IQVIA Digital has developed technology to help pharma marketers identify nurse practitioners (NPs) and physician associates (PAs) who write prescriptions.
The product is built on insights from POCN Group, a social and professional community for NPs and PAs that IQVIA acquired in 2024. NPs and PAs write 35% of all U.S. prescription claims, POCN data shows. Yet IQVIA argues that the industry undercounts NP and PA prescriptions billed under supervising physicians. Undercounting could cause marketers to overlook a potentially important set of prescribers.
Seeking to enable more accurate targeting, IQVIA Digital has used artificial intelligence to analyze a healthcare professional’s affiliation, education, prescriptions, diagnoses, practice and behavioral data. The company is performing the analyses to infer each clinician’s clinical focus.
By mapping NPs and PAs to their supervising physicians, the technology provides an overview of care delivery, IQVIA said. The company is pitching the overview as a way for marketers to align engagement strategies with how care is delivered. Marketing teams can reach the full care team, identify overlooked clinicians, understand prescribing influence and map collaborations between healthcare professionals.

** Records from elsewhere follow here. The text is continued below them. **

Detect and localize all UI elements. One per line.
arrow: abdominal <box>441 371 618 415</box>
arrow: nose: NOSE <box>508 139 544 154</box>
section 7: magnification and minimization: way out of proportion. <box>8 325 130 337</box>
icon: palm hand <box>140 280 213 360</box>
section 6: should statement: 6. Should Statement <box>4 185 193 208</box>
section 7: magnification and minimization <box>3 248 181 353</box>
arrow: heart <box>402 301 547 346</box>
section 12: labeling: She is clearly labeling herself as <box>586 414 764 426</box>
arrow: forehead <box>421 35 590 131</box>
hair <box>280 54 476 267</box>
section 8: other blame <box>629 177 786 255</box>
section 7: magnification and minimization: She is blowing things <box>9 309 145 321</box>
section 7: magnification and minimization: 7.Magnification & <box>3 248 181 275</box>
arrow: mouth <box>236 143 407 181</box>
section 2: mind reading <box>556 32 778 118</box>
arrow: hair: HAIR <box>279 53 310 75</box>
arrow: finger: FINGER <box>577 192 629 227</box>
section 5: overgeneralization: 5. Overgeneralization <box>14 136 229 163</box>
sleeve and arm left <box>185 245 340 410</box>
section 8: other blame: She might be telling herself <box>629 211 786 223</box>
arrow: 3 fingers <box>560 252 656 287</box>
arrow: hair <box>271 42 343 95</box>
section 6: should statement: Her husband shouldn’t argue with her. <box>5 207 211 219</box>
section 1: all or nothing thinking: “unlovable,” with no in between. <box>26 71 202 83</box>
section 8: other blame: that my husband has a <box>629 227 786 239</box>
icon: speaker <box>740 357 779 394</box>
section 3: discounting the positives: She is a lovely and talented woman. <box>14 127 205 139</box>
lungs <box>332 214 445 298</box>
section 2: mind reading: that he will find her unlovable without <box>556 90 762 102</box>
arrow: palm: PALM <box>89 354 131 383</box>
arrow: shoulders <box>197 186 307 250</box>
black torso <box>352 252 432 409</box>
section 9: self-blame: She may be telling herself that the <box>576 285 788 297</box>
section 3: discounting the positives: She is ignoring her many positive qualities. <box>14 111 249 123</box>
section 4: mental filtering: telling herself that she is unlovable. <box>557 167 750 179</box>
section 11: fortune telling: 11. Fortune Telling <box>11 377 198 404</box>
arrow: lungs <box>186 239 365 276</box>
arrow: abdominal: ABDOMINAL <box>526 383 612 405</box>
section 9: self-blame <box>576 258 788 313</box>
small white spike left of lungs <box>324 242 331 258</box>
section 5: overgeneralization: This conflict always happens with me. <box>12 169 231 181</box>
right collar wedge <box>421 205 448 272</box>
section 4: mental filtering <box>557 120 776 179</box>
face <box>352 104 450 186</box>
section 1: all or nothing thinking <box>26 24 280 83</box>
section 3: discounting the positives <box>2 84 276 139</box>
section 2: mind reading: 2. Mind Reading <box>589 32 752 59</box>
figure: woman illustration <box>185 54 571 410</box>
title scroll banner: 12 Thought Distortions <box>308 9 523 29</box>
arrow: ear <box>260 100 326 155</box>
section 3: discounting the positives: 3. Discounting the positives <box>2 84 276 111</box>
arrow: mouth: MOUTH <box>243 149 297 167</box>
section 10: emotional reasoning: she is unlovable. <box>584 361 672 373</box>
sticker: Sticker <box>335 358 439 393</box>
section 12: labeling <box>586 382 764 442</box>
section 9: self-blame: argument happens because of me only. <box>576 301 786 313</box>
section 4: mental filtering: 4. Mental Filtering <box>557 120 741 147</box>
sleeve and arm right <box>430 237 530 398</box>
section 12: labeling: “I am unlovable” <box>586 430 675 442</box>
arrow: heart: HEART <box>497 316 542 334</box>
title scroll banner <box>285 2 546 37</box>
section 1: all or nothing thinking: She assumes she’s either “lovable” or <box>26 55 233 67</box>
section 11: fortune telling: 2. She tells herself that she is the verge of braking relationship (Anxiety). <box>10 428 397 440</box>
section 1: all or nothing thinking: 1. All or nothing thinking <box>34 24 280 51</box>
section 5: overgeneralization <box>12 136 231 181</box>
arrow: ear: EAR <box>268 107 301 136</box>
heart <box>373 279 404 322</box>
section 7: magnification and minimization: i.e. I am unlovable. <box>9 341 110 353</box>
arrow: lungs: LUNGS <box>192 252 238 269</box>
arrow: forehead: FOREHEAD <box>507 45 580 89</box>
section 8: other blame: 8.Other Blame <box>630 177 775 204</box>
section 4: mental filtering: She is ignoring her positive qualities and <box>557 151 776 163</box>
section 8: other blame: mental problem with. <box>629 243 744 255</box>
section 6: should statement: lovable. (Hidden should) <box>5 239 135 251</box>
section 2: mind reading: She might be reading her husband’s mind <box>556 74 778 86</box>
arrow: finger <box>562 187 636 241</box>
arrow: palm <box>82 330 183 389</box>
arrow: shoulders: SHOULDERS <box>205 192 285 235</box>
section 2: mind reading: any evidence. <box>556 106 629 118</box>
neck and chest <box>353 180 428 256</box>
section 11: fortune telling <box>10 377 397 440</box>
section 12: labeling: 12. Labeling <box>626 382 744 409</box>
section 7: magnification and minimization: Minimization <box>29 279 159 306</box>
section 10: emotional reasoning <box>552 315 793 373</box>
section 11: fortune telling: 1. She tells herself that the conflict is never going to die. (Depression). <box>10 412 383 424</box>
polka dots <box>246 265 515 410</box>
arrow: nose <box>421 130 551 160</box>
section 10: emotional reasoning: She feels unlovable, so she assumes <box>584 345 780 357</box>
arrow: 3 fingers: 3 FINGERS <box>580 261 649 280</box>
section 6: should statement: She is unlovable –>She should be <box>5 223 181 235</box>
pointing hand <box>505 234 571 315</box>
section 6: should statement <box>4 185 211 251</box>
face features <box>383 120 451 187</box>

The technology is needed because “NPs and PAs often practice across multiple therapeutic areas and care settings, making them difficult to classify using traditional data,” Eric Lloyd, chief revenue officer at IQVIA Digital, said in a statement. IQVIA’s application of AI to the problem reflects a belief that static data and physician-reported information cannot reliably capture roles that evolve and span care settings.
While IQVIA identified barriers to reaching NPs and PAs, payment data show pharma companies engage many of the healthcare professionals through some channels. Researchers found that 35.8% of advanced practice clinicians received payments from pharma or medtech companies in 2021, compared to 35% of physicians. NPs and PAs are types of advanced practice clinicians.